Purpose of presenting information is to help the decision making process.  Information presenters should have the spirit of whatever it takes to help the process. This was the premise of Edward Tufte’s workshop I attended in San Francisco on Dec 9.  Here are my notes from the workshop:

Data analysis

Information overload is caused by lousy design. Humans process huge volumes of data everyday.
The challenge is presenting multivariate data on a two dimensional surface like paper or screen.
Finding causality is the goal of data analysis. Unlike physical world where the causality is constant, in the human world causality is impermanent. In fact we look for causality to do an intervention and break the causal chain.
Design should support data comparison. Spatial adjacency is better than temporal adjacency for data comparison.

Information presenters

Presenting information is an intellectual and ethical activity.
Do not cherry pick data.
Respect your audience.
Know your content.
Your presentation should support an unguided cognitive walk through.

Information Consumers

Check the sources of information used in presentation.
Evaluate the competency of the presenter.
Is the result too good to be true?
Have an open mind but not an empty head.

Design Principles

Use the resolution of typography. Content is the design.
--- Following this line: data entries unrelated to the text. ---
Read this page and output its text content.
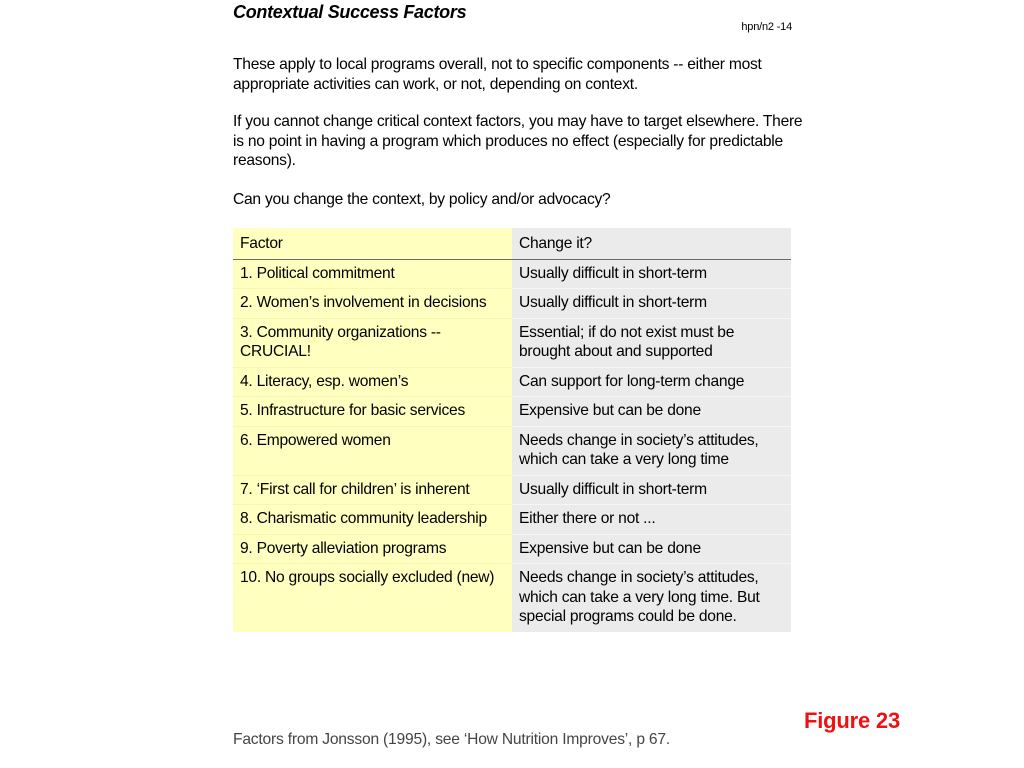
Contextual Success Factors
hpn/n2 -14

These apply to local programs overall, not to specific components -- either most appropriate activities can work, or not, depending on context.

If you cannot change critical context factors, you may have to target elsewhere. There is no point in having a program which produces no effect (especially for predictable reasons).

Can you change the context, by policy and/or advocacy?

Factor	Change it?
1. Political commitment	Usually difficult in short-term
2. Women’s involvement in decisions	Usually difficult in short-term
3. Community organizations -- CRUCIAL!	Essential; if do not exist must be brought about and supported
4. Literacy, esp. women’s	Can support for long-term change
5. Infrastructure for basic services	Expensive but can be done
6. Empowered women	Needs change in society’s attitudes, which can take a very long time
7. ‘First call for children’ is inherent	Usually difficult in short-term
8. Charismatic community leadership	Either there or not ...
9. Poverty alleviation programs	Expensive but can be done
10. No groups socially excluded (new)	Needs change in society’s attitudes, which can take a very long time. But special programs could be done.
Factors from Jonsson (1995), see ‘How Nutrition Improves’, p 67.
Figure 23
Don’t put boxes around everything.
Treat design as a research problem rather than a creative problem.
To find examples of good visualization read scientific journals like Nature.
In design 1+1=3 . If two design elements are put next to each other, an interaction effect is added to the effects of the two elements.

User Interface Design

1st generation of interfaces was command line based, like DOS. Involved remembering and typing
2nd generation interfaces – GUI using windows and icons. Involved clicking and pointing
3rd generation is likely to be touch base high resolution
Computers separate information by mode of production. Users have to go to different application  “rooms” to work on different modes of production
In recovery.gov ET set a goal of using 92% of screen space for content

Overall Tufte gave a lot of food for thought. He showed a lot of good design examples from Galileo’s recordings of the sun spots to a SARS virus outbreak. But all his examples were static content or structurally static (like weather forecast). He picked examples where the designer knows the content exactly. This works well for board room presentations and publishing. But while designing a web application the content or even the structure of the content is not known to the designer. In my current project, I am designing an web application that can be customized by banks for their business needs. So the design has to be flexible for a wide range of requirements. In other words, web designers have to design web applications before there is any content, ergo we have to treat content and design separately. My main takeaway from the workshop was his spirit of “whatever it takes”.